Haberler

Başkanın Eşinden 'Çocuk İstismarı' Tepkisi: İçerideki Mahkumlardan Medet Umuyoruz

Haberler
Haberler
Twitter'da Paylaş Facebook'da Paylaş WhatsApp'da Paylaş

ANTALYA'nın Kemer ilçesinde, çocuk istismarı ve kaçırma olaylarına tepki yürüyüşüne katılan Kemer Belediye Başkanı Mustafa Gül'ün eşi Neşe Gül, "Bizler, anne ve babalar ancak yürüyüş yapıp, basın açıklaması yapıp, tepkimizi dile getirebiliyoruz.

ANTALYA'nın Kemer ilçesinde, çocuk istismarı ve kaçırma olaylarına tepki yürüyüşüne katılan Kemer Belediye Başkanı Mustafa Gül'ün eşi Neşe Gül, "Bizler, anne ve babalar ancak yürüyüş yapıp, basın açıklaması yapıp, tepkimizi dile getirebiliyoruz. Ne yazık ki kahrolarak, diyorum ki artık içerideki mahkumlardan medet umuyoruz" dedi.
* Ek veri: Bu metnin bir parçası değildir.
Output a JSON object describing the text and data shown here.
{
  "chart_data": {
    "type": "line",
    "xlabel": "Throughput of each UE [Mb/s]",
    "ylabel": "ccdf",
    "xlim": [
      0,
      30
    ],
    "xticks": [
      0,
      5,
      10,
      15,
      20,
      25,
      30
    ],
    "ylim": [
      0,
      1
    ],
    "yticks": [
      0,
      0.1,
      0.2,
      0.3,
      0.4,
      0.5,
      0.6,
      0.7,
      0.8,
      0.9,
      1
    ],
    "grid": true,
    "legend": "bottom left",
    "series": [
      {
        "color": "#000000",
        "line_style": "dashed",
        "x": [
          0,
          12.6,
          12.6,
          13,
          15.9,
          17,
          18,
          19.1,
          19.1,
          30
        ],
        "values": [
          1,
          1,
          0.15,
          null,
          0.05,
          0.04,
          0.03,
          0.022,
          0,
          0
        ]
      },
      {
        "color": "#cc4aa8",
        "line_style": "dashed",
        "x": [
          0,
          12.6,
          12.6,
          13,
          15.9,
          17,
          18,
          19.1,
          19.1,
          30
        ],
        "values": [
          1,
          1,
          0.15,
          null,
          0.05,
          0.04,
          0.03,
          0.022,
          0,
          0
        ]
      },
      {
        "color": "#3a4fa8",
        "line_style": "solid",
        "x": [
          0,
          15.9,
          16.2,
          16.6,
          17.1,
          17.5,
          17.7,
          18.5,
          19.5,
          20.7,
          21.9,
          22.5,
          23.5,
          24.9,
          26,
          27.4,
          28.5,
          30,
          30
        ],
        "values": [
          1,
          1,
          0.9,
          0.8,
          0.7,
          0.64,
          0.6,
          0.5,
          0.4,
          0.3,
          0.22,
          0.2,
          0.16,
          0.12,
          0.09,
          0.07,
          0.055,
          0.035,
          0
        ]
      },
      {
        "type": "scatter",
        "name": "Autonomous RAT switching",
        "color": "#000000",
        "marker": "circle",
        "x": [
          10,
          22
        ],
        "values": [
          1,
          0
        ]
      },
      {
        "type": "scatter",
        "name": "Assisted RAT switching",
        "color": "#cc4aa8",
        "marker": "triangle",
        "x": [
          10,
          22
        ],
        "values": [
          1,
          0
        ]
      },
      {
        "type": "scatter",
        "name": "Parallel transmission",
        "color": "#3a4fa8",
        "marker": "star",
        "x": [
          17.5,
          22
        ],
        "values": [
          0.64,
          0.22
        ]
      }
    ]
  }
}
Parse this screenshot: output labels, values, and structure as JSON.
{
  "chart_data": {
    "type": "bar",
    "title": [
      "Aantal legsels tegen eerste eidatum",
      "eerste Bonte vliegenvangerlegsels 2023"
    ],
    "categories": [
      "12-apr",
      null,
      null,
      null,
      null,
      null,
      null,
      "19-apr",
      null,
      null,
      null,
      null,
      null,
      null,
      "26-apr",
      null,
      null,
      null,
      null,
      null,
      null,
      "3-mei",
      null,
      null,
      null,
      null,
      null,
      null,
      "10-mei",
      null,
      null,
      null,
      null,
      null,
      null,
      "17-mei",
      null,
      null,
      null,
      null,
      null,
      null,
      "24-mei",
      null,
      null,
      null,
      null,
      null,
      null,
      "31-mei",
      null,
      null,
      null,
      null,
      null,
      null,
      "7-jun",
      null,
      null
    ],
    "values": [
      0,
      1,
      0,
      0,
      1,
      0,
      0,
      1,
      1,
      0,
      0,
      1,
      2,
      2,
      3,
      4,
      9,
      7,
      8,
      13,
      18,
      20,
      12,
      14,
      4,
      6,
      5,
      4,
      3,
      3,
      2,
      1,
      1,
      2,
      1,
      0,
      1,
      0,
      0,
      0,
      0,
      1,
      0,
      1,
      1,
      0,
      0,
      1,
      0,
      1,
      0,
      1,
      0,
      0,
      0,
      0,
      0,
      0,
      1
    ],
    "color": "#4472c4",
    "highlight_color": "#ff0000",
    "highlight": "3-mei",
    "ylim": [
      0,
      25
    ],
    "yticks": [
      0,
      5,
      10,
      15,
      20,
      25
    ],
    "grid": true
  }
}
Kemer'de, Belediye Başkanı CHP'li Mustafa Gül'ün eşi Neşe Gül öncülüğünde, çocuk istismarı ve kaçırma olaylarına tepki için yürüyüş düzenlendi. Yürüyüşe Başkan Mustafa Gül ile özel rehabilitasyon merkezinin engelli çocukları ve çok sayıda Antalyalı katıldı. Yürüyüşe katılanlara, üzerinde ağzı ellerle kapatılmış çocuk resmi, altında '#SUSMA' yazısı bulunan tişörtler dağıtıldı.

Kemer Belediyesi önünde toplanan grup, Liman Caddesi'nden başlayarak, Cumhuriyet Meydanı'na kadar yürüdü. Ellerinde 'Çocuk tecavüzüne, istismarına hayır', 'Bedenime dokunma', 'Gizem', 'Ceylin', 'Leyla', 'Eylül' yazılı dövizler taşıyan grup üyeleri, yürüyüş sırasında 'Bedenime dokunma', 'İstismara hayır', 'Tecavüze hayır' sloganları attı.

Meydanda toplanan grup adına basın açıklamasını okuyan Neşe Gül, caydırıcı kanunlar çıkarılarak, çocuk istismarına son verilmesi gerektiği söyledi. Gül, çocukların güvenliğini artırarak, en ağır cezaların uygulanacağı kanunları en kısa zamanda beklediklerini belirterek, ülke olarak bu konuya duyarsız kalınmaması gerektiğini vurguladı.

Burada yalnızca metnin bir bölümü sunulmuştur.